Model Training: Includes model training, hyperparameter search, and behavioral checklists. (Fig 1: transformed table (4) -> model training (5)).
Model Serving: Serving predictions at scale. (Fig 1: model (5) -> recommendations (6)).
Orchestration: Monitoring UI, automated retries, and notification system.
4. An End-to-End Stack (Fig. 2)
A modern, mostly serverless and open-source data stack for “reasonable scale”:
Raw Data Ingestion:
Technology: AWS Lambda (PaaS, auto-scaling).
Mechanism: Receives shopper events (e.g., from JS SDK).
Storage:
Technology: Snowflake (PaaS-like data warehouse).
Mechanism: Stores raw data in an append-only fashion.
Data Preparation (for Visualization and QA):
Technology: dbt (builds SQL-based DAG of transformations).
Mechanism: Prepares normalized tables for BI and quality checks.
Model Training:
Technology: Metaflow (defines ML tasks as a DAG, abstracts cloud execution including GPU provisioning via decorators).
Mechanism: Reads prepared data (often from Snowflake after dbt transformations) for training.
Model Serving:
Technology: AWS SageMaker (hosted, auto-scaling, various hardware options).
Mechanism: Deploys models versioned and artifacted by Metaflow. (Note: Metaflow’s artifacting makes deployment options flexible).
Orchestration:
Technology: Prefect (offers a hosted version for job monitoring and admin).

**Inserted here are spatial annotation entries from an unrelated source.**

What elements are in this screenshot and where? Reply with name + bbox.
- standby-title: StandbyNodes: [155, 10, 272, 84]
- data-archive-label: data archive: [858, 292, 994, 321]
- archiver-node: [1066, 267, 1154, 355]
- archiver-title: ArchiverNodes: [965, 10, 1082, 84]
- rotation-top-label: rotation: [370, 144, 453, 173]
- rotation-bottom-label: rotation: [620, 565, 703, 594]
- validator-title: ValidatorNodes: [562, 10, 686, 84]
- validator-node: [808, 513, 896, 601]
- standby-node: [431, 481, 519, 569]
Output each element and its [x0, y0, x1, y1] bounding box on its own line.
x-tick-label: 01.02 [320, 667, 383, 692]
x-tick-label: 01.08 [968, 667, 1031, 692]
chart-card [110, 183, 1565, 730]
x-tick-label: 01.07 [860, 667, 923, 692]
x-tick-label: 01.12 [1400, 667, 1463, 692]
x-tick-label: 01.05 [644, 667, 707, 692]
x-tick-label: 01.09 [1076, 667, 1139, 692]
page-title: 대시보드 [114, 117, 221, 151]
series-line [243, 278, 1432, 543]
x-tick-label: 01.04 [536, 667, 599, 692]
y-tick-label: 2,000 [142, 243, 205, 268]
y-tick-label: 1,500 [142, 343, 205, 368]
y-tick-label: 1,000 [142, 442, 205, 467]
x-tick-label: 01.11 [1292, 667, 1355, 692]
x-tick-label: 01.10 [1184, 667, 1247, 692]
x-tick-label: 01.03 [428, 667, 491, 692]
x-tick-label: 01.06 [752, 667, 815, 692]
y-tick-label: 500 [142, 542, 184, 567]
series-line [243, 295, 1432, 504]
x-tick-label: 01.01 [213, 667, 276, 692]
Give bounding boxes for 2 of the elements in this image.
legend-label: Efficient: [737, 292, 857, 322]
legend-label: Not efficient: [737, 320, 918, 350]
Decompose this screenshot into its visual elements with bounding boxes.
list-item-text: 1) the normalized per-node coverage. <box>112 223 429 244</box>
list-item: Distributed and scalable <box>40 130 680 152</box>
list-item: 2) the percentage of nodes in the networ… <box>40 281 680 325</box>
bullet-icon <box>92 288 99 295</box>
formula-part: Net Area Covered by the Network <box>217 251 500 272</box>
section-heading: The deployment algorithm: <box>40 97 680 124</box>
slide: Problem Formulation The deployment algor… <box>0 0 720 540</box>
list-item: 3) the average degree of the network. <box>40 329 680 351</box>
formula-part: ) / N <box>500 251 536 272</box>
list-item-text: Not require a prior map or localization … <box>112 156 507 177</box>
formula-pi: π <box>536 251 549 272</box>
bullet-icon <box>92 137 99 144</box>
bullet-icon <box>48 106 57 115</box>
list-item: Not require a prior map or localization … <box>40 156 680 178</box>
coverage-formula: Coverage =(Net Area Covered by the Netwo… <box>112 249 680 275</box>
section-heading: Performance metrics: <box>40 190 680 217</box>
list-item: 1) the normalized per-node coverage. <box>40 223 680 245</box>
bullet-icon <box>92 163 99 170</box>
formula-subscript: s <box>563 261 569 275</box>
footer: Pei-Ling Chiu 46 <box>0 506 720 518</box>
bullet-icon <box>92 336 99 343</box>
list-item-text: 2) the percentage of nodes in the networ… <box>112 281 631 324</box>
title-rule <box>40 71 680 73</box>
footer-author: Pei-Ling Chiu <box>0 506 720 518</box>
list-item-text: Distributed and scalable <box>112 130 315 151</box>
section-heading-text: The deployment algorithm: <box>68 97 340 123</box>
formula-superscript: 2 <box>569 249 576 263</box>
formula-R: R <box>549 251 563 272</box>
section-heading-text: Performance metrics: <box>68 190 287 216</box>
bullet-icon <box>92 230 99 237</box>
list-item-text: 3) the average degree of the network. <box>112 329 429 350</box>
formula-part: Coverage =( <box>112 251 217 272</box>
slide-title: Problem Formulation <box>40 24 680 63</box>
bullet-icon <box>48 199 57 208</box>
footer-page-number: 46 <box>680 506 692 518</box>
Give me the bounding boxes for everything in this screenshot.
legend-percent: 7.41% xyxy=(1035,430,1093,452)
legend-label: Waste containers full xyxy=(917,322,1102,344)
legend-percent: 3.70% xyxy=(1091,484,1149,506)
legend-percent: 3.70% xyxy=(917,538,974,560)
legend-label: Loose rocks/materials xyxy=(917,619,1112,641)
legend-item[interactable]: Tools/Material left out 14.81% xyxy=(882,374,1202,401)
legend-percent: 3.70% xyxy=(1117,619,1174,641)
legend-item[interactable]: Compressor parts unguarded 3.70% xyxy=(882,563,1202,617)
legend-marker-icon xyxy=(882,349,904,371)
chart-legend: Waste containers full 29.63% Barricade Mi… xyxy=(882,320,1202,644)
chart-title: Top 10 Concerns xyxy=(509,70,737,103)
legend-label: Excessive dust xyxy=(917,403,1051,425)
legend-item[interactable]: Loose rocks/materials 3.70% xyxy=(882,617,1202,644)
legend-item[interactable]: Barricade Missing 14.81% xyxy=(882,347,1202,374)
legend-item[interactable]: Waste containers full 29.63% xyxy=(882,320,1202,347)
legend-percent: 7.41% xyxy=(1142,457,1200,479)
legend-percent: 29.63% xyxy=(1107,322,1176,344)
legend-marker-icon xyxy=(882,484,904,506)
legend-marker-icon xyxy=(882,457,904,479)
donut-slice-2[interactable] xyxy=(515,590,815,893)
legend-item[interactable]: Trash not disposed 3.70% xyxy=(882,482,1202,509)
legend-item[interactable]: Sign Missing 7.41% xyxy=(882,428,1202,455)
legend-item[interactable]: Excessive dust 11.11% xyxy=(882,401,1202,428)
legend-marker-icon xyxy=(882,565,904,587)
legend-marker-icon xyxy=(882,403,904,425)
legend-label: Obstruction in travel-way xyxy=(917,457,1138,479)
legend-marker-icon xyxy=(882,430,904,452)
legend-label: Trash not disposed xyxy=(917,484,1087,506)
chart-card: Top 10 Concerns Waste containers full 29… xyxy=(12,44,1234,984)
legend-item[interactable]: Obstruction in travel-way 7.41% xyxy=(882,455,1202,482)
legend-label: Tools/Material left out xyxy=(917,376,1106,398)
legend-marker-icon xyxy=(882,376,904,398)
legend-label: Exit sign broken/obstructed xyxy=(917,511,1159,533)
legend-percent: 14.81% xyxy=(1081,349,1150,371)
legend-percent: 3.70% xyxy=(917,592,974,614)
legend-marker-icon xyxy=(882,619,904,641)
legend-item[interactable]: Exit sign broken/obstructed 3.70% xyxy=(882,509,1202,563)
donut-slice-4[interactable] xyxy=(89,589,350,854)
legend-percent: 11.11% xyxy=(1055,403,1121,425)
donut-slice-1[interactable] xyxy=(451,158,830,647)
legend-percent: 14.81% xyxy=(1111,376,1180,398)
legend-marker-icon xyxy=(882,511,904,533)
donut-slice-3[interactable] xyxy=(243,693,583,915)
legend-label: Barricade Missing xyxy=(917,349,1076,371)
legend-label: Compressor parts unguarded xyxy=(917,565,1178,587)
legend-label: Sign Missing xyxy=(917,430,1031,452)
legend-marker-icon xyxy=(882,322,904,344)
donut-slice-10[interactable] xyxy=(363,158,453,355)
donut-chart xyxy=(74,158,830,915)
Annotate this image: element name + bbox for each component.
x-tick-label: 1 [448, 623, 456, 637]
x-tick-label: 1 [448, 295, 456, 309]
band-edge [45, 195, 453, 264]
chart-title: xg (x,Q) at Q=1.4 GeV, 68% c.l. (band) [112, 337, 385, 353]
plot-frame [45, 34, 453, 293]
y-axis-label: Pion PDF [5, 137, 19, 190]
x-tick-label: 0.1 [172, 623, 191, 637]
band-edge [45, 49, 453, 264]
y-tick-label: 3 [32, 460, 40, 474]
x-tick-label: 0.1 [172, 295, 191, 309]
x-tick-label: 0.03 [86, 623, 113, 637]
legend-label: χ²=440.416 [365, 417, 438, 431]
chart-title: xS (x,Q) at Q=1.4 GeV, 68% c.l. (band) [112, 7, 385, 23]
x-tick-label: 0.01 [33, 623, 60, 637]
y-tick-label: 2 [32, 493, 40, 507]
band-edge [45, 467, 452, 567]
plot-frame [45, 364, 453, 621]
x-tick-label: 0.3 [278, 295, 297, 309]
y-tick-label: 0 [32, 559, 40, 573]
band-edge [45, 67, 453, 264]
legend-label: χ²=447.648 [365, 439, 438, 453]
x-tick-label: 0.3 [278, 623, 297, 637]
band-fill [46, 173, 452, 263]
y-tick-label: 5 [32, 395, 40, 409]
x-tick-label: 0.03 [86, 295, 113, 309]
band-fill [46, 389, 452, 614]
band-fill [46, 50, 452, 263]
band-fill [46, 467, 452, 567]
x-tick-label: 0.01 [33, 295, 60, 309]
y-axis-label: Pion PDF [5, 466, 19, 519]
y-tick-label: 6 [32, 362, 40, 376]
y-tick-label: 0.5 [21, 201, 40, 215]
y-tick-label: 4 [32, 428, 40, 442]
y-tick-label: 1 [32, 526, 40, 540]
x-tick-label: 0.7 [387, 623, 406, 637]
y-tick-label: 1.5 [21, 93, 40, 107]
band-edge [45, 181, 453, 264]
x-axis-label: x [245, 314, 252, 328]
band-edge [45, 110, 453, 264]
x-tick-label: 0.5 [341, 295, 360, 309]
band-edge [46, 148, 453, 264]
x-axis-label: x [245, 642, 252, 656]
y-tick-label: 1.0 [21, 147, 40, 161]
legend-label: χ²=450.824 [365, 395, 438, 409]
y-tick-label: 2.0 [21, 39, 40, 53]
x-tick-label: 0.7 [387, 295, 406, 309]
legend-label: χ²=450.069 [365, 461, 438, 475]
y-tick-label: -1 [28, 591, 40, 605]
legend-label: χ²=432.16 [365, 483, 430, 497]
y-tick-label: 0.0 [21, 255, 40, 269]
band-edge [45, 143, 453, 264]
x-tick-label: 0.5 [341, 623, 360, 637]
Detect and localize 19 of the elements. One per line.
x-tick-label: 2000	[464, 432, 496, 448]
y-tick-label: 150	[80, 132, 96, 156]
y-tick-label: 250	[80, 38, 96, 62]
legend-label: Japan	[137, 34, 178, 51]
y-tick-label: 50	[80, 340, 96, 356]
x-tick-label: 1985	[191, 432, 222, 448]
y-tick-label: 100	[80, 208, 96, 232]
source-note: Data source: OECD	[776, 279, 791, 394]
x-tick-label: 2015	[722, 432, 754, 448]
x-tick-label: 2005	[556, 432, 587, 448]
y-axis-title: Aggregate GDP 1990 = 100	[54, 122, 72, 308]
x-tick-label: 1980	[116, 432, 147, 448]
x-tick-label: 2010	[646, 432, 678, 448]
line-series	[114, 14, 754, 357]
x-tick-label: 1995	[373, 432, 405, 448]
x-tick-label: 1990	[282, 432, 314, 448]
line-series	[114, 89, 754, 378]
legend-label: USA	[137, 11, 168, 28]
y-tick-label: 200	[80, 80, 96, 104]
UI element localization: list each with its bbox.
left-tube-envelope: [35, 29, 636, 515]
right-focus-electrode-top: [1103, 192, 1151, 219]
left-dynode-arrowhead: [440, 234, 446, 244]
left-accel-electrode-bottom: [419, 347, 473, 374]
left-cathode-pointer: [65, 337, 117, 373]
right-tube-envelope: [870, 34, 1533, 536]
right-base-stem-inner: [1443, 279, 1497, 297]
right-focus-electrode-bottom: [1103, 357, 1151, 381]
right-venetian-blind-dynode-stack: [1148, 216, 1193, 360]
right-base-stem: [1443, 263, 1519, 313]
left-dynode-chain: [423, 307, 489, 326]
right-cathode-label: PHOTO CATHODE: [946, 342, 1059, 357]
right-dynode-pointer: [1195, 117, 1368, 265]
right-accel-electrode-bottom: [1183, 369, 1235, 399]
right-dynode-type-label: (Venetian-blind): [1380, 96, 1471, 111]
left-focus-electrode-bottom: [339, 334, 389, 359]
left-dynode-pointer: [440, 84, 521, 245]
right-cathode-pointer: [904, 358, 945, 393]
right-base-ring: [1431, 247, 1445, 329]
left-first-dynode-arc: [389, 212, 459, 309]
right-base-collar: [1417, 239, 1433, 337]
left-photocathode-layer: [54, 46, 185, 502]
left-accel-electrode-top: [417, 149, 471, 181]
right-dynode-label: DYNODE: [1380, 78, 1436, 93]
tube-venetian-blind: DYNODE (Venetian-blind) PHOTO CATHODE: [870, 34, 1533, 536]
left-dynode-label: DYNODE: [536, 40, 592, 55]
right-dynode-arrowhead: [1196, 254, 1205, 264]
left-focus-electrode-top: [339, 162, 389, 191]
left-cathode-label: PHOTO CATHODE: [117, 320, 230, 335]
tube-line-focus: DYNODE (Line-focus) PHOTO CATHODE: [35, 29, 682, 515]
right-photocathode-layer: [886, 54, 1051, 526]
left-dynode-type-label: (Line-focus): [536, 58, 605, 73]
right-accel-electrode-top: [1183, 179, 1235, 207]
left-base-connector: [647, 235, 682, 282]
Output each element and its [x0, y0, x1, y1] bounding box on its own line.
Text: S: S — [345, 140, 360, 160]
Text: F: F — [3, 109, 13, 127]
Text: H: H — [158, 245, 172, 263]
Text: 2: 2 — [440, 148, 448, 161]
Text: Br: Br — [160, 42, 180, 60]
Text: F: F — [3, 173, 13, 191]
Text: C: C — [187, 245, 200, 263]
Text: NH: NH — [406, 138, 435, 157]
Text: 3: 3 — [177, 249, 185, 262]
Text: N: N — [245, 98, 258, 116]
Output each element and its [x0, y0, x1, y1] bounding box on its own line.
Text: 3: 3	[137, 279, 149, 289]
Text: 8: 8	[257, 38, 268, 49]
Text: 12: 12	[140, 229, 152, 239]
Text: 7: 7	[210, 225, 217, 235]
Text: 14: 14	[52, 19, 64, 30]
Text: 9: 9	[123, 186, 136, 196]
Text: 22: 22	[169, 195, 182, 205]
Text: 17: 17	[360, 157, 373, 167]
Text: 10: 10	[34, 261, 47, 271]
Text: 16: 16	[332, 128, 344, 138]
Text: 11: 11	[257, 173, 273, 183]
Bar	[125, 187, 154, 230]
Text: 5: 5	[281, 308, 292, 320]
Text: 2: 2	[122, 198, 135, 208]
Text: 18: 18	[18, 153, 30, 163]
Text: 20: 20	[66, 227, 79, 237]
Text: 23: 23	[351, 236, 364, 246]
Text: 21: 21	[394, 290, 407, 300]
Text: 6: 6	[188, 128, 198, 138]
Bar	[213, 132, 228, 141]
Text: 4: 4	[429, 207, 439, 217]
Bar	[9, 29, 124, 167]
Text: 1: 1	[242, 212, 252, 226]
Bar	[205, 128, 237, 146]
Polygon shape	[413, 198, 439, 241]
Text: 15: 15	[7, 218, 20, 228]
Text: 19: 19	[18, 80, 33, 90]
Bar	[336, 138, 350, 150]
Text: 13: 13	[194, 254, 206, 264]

Mechanism: Manages the execution of dbt, Metaflow, and other pipeline jobs.
Crucial Observations:
No Direct Infrastructure Maintenance by ML Engineers: All tools are managed and scaled automatically by cloud providers or managed services.
Distributed Computing Abstracted: Snowflake handles the distributed nature of “reasonable size” data via plain SQL. Downstream tasks (e.g., Metaflow training) can often run “locally” (on single, appropriately sized instances, including GPUs managed by Metaflow/SageMaker).
Mostly Open Source or Substitutable: Warehouse aside (Snowflake), most tools are open source (dbt, Metaflow, Prefect) or have open-source alternatives that could fit into a similar serverless paradigm.
5. Conclusion
Main Argument: Infrastructure and architectural barriers in ML can be overcome by embracing a serverless paradigm, especially at “reasonable scale.”
Proven Capability: The proposed (or similar) stack can process terabytes of data (raw events to GPU-powered recommendations) with minimal to no DevOps work, relying heavily on open-source solutions.
Focus Shift: Frees up ML teams to focus on data and model work, rather than infrastructure (“you do not need a bigger boat”).
Appendices
Appendix A (Research Distribution): Highlights that most e-commerce ML research comes from a few large, public, B2C companies, underscoring the democratization problem the paper addresses.
Appendix B (Bio): Provides context on the author’s experience in building and shipping ML models at scale.